= Werner Wolff (musician) =

Conductor and musicologist (1883–1961)

Werner Wolff (October 7, 1883 – November 25, 1961) was a German-born conductor and musicologist who was conductor of the Hamburg Opera and founded the Chattanooga Opera Association in Chattanooga, Tennessee.

==Biography==
Wolff was born in Berlin in 1883, the son of Hermann and Louise Wolff. His father was a founder of the Berlin Philharmonic and a secretary to conductor and composer Hans von Bülow. Werner Wolff's mother discouraged her son's early interest in music as a profession, so he took a law degree at Baden, but continued to compose music as an avocation. Encouraged in his interest by prominent musicians in Berlin, he studied at the conservatory at Leipzig during the years before World War I.

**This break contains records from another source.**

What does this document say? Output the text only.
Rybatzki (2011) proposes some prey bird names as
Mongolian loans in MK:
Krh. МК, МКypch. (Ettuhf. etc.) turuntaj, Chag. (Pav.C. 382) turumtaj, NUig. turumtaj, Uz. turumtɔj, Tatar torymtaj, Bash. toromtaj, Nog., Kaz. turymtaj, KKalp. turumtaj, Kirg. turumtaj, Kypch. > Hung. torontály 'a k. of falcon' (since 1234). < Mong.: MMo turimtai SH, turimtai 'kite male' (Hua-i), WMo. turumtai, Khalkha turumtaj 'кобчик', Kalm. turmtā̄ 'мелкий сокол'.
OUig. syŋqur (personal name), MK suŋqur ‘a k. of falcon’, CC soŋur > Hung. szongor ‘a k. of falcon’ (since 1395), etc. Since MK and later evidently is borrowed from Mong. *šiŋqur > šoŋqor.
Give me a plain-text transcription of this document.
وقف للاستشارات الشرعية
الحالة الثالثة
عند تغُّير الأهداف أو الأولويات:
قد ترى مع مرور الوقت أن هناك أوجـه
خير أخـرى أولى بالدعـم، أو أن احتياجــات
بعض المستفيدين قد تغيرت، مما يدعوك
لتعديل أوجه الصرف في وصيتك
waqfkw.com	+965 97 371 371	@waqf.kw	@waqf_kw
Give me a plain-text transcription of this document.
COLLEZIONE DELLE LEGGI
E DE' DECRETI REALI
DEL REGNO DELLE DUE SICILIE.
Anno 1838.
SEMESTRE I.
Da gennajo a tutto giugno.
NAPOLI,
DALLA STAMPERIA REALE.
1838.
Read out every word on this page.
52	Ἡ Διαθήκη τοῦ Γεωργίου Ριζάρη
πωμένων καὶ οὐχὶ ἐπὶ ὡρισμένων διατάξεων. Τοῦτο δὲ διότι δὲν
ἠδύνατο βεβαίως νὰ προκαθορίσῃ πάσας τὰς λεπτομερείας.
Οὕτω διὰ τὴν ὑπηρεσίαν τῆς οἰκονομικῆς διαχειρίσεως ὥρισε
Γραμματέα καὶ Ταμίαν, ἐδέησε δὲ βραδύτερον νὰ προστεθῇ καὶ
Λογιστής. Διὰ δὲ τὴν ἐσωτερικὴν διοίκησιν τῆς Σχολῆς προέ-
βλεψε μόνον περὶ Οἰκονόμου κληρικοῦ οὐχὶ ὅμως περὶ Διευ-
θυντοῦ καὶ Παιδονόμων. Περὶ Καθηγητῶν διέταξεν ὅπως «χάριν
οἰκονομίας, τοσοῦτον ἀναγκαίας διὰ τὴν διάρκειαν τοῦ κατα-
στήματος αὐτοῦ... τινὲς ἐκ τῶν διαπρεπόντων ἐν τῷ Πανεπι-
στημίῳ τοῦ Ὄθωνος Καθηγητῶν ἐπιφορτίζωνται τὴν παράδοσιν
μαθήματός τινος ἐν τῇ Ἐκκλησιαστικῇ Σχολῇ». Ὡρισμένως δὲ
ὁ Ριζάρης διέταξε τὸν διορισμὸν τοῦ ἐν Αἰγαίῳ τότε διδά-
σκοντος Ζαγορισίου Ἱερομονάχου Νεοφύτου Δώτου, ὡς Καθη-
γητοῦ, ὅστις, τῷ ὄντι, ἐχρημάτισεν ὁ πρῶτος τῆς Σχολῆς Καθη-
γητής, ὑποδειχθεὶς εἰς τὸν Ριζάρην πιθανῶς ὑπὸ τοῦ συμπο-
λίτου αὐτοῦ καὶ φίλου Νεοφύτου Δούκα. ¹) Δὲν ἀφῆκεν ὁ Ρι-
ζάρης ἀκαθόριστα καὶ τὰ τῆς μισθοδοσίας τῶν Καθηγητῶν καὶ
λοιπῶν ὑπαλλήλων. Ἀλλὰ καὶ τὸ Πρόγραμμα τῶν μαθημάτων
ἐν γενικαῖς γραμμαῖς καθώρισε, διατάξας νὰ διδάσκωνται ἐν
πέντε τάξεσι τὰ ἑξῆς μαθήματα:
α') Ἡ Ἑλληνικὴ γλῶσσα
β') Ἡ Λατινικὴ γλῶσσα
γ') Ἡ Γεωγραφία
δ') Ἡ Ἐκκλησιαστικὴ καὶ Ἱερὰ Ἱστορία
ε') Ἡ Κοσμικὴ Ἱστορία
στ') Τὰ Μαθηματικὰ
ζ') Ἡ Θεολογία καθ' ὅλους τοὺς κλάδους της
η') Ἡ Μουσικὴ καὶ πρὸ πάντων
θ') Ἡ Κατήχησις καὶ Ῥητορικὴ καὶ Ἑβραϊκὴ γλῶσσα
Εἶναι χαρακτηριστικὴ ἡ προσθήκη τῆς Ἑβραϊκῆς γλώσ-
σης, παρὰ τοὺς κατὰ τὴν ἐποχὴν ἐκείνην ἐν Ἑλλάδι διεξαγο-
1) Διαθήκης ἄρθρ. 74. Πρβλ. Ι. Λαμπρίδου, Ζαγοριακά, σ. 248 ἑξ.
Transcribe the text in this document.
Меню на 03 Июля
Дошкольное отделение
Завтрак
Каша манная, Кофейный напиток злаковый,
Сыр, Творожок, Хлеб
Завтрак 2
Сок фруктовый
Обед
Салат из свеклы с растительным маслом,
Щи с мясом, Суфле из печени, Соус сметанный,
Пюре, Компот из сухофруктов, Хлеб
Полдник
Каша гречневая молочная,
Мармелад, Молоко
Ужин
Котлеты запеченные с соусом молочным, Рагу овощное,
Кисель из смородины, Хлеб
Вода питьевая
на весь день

Following his musical training, Wolff took positions with opera companies in Danzig, Düsseldorf, and Prague before becoming a conductor for the Hamburg Opera in 1917. He continued with the Hamburg Opera until 1932, developing a reputation as one of the leading conductors in Germany.

Wolff and his wife, operatic soprano Emmy Land, emigrated to the United States in 1938, fleeing Nazism. They resided in New York City until Wolff was employed as head of the music department at Tennessee Wesleyan College in Athens, Tennessee and Land became voice and music teacher at the same school. In the early 1940s they were hired by the University of Chattanooga and the Cadek Conservatory of Chattanooga, Tennessee as teachers. In 1942 Dr. Wolff wrote a book entitled Anton Bruckner, rustic genius (ISBN 0-8154-0449-2), in which he recounted the composer's visit to his family when he was a boy.

Interested citizens learned of the Wolffs' operatic expertise from their great success in Europe (mainly in Hamburg, Vienna) and asked them to organize a Chattanooga Opera Association which they did in 1943. Madame Emmy Land Wolff died in 1955 and Dr. Wolff retired from opera five years later and returned to Rüschlikon, Switzerland, where he died in 1961. Many feel that this couple created a sensation with their opera productions in Chattanooga. The opera company they founded (now part of the Chattanooga Symphony and Opera) is still active.